For Van Gogh the future only held the liberating spiritual worship of the sun, which was to raise his art to its highest pitch of lyric ecstacy and to destroy the brain that had created it. For Gauguin the future held a long and stoic struggle with the ironic destiny that left him half-an-European to the end, his work only a broken fragment of what he had dreamed.

It is a pity, in a way, that these men ever met. But their meeting and the drama which was played out later between them, had in it the inevitable quality of Greek tragedy. For the moment their meeting was without result, except that perhaps it woke Gauguin to a realization that to be a great artist one must love life as well as love art. In short, one must be religious. But where was Gauguin to find his religion?

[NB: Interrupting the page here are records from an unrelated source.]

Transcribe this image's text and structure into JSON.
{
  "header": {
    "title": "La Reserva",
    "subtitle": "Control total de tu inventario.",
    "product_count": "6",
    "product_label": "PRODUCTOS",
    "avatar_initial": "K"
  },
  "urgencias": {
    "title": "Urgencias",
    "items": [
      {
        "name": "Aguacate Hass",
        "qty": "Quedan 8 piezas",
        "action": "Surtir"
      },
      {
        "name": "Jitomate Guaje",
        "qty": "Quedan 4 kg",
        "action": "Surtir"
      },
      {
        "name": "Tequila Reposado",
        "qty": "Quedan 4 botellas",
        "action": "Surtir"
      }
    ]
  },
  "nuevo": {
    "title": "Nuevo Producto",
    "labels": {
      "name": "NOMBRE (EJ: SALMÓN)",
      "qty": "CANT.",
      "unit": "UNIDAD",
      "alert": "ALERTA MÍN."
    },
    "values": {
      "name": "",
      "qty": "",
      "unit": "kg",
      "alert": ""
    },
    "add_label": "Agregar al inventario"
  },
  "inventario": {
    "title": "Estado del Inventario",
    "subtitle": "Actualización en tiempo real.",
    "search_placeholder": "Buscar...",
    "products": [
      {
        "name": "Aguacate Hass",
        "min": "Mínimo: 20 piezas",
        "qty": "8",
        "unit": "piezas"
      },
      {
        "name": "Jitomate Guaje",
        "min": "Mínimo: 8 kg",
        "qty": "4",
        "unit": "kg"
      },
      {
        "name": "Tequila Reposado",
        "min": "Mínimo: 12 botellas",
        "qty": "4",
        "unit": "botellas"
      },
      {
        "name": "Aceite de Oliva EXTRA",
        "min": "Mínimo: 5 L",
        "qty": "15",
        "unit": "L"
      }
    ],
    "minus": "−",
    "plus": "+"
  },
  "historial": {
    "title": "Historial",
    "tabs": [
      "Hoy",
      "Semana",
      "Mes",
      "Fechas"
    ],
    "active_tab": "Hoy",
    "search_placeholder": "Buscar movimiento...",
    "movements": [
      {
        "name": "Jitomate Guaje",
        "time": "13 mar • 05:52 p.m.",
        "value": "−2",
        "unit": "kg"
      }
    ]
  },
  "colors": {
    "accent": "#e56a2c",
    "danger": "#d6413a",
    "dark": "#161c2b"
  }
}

Certainly not in Paris, the capital of intellectual skepticism. Nor, for the moment, in sleepy and mournful Brittany. The memories of his early initiation into the splendors of the tropics awoke in him and he undertook, in 1887, a voyage to the Martinique in company with a young painter, Charles Laval.

There is no doubt that this journey completely revealed to Gauguin his own primitivism, although it left him for the time an invalid, threatened with dysentery, suffering from constant intestinal pains, and although it brought Laval to the brink of the grave.

If the reader wishes to know something of what Martinique was at this time, he should turn to Lafcadio Hearn's "Two Years in the French West Indies." Hearn, like Gauguin, was a disillusionized cosmopolite, disgusted with the banal artifice, the blatant commercialism, the pedantic and Puritanic hypocrisy of our Occidental civilization. Like Gauguin, Hearn found in the West Indies a revelation of a world which had not lost touch with Nature—a world of men who were content to remain, in Nature's eyes, something as ephemeral and as harmonious as the trees, the flowers, the beasts among which they lived. Like Gauguin again, Hearn was nearly destroyed by this vision, but yet kept faith with it to the last.

The Idol.

In the pictures which Gauguin produced during his stay in Martinique, we find the first rude indications of his later manner—the manner of a mystic poet who sees all life, the life of man, of vegetation, of the earth and the sea, as being parallel, harmonious manifestations of the same Divine presence and therefore essentially in unity with each other.

If Gauguin did not realize himself in Martinique, he at least found himself on the road to realization. But the unchecked power of the sun, steadily sapping not only the white race, but also the race of mixed blood, with which he, like Hearn, felt so much sympathy, banished him from this Eden at the same time as it gave him a hint for the future.